NEARLY half of hospital staff said they had become unwell through stress last year amid the pressures of the pandemic.
Workers at the trust that runs Furness General Hospital responded to an annual survey nearly a year after the first Covid patients were admitted onto wards.
Some 44 per cent of the staff across the University Hospitals of Morecambe Bay NHS Foundation Trust said they had felt unwell last year due to work-related stress, the same as the national average.
The figure represented a five-year high and an increase of five per cent on the previous year.
Staff from Covid wards gave a score for their health and wellbeing of 5.8 compared with the all staff average of 6.2 out of 10.
Despite this morale was high among staff and more workers increasingly feel the trust is a great place to work, according to the annual NHS Staff Survey.
There were significant improvements in a number of other areas, when compared to previous results, including an improvement in bullying and harassment indicators.
Some 3,273, staff gave feedback (49 per cent.
David Wilkinson, director of people and organisational development at the trust, said: “The NHS has never before experienced a year like this one and the 2020 staff survey gives us an opportunity to understand our colleagues’ experiences.
“Both in Morecambe Bay and across the NHS, the pandemic has, of course, affected colleague experience. For example, at UHMBT and nationally, perceptions about immediate managers, team working and work-related stress have all worsened in 2020 as the need for fast decisions, deployment to different departments or roles and new practices took hold.

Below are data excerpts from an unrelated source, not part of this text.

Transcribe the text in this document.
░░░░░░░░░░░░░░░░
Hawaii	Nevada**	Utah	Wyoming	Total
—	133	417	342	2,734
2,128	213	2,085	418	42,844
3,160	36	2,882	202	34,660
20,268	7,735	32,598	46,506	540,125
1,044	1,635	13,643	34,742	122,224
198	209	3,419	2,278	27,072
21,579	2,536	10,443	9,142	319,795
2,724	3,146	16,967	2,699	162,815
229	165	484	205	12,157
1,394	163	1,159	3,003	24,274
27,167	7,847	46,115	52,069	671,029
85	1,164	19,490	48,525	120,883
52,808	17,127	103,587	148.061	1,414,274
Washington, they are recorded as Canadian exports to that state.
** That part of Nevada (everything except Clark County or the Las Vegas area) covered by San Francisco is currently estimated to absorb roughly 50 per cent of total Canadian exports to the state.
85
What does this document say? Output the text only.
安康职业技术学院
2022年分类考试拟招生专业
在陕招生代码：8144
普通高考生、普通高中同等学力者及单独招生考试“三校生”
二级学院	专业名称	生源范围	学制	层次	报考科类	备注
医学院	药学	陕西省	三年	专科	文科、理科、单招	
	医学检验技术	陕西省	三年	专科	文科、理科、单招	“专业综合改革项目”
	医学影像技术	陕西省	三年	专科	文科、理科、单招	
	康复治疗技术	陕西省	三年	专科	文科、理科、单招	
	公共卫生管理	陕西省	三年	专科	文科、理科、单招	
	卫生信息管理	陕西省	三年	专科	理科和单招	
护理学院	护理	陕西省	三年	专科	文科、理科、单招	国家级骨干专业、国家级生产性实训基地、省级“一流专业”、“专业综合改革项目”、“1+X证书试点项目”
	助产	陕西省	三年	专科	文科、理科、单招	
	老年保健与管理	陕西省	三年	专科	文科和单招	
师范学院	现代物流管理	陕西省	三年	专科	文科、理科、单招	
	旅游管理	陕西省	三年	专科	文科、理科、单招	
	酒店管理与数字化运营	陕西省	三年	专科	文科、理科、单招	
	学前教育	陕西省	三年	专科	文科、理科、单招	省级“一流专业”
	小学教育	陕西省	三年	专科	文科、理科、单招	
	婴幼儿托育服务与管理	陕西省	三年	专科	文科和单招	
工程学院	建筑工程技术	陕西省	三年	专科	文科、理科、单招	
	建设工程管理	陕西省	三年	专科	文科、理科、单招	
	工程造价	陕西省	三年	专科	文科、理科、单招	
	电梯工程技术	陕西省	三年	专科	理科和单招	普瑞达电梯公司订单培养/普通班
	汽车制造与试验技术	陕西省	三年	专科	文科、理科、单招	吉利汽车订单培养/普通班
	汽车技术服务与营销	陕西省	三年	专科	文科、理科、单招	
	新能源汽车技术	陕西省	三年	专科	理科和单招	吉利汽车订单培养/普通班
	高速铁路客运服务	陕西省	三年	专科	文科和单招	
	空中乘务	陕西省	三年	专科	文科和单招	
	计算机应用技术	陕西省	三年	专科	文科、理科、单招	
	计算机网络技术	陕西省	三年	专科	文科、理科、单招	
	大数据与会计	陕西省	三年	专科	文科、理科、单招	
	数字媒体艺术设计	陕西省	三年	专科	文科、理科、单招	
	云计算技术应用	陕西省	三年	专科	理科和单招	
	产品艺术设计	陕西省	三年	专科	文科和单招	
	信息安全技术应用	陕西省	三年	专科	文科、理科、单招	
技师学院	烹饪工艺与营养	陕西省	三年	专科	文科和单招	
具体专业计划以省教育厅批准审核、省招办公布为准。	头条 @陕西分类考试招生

“Significantly more colleagues gave positive answers to questions relating to safety culture which had deteriorated in 2019, but there is still work to do to return to the higher scores of 2018.
Ben Maden, the chair of union staff side for UHMBT, said: “After one of the most intense years the NHS has ever faced, now is the time for coming together, learning and making many more positive changes for the benefit of all staff at UHMBT. While it is easy to dwell on the low points, we must not forget all of the positive progress we've made."